La crise avtuelle révèle la faillite de tels arguments. La lutte pour les retraites de l'année dernière offre des leçons très nettes qu’il faut tirer. Pour être «éclairée», la classe ouvrière doit construire sa propre avant-garde révolutionnaire afin de briser politiquement les efforts d’organisations contre-révolutionnaires comme le NFP pour saboter leurs luttes. C'est particulièrement urgent maintenant que le NFP bloque l'opposition aux manœuvres corrompues de Macron avec le RN et pour intensifier la guerre avec la Russie.

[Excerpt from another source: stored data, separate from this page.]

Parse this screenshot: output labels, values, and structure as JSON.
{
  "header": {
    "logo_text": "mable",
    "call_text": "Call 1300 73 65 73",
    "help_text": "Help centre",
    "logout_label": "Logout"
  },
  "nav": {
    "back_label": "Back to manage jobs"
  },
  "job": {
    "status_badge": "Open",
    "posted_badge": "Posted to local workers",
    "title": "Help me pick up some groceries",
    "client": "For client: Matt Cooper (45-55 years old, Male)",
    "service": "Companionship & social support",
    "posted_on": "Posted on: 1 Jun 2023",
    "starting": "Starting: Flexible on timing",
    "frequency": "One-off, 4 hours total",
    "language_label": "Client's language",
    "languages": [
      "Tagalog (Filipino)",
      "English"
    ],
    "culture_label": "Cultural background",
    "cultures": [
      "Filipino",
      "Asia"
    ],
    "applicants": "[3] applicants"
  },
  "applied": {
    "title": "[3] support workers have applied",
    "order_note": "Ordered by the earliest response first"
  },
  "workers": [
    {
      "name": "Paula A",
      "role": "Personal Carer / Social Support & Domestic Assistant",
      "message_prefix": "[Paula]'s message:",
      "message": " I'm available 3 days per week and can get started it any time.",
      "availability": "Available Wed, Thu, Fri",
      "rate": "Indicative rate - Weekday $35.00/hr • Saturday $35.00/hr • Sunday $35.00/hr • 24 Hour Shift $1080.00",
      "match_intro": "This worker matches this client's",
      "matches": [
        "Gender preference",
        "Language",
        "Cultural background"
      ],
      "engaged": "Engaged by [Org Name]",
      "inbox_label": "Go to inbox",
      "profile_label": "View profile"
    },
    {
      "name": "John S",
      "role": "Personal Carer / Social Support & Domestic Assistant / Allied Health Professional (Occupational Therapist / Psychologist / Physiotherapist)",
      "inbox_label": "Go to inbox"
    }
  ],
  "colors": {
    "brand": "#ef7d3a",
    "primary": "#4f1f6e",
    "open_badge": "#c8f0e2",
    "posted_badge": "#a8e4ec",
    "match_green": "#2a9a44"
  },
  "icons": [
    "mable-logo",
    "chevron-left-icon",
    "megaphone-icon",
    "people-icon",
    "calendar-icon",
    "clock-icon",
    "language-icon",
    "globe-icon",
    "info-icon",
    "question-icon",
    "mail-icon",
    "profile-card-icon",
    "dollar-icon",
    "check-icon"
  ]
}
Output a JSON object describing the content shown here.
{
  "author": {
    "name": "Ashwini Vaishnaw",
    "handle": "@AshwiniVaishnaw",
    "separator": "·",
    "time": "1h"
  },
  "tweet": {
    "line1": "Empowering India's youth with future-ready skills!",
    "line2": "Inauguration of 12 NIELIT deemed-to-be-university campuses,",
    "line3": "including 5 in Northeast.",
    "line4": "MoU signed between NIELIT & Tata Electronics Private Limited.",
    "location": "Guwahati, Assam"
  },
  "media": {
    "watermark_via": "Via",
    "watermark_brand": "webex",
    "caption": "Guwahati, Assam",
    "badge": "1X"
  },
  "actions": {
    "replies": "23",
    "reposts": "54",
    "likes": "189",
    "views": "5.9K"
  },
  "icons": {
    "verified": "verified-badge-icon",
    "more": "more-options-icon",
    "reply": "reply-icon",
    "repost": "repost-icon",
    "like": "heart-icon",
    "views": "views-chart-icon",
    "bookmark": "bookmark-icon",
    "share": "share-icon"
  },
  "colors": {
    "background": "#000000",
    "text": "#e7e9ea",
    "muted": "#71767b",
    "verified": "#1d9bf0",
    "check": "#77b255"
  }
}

La question décisive est de préparer et mobiliser un mouvement des travailleurs contre la guerre, le génocide, l'austérité, l'État policier d’extrême-droite et le capitalisme. La condition préalable à un tel mouvement est de s’opposer au NFP et de répudier son hostilité envers le socialisme. Les problèmes essentiels de la société contemporaine ne peuvent être résolus qu’en menant la lutte des classes indépendamment des appareils du NFP. Pour stopper la guerre et le néofascisme, il faut construire un mouvement socialiste anti-guerre international dans la classe ouvrière.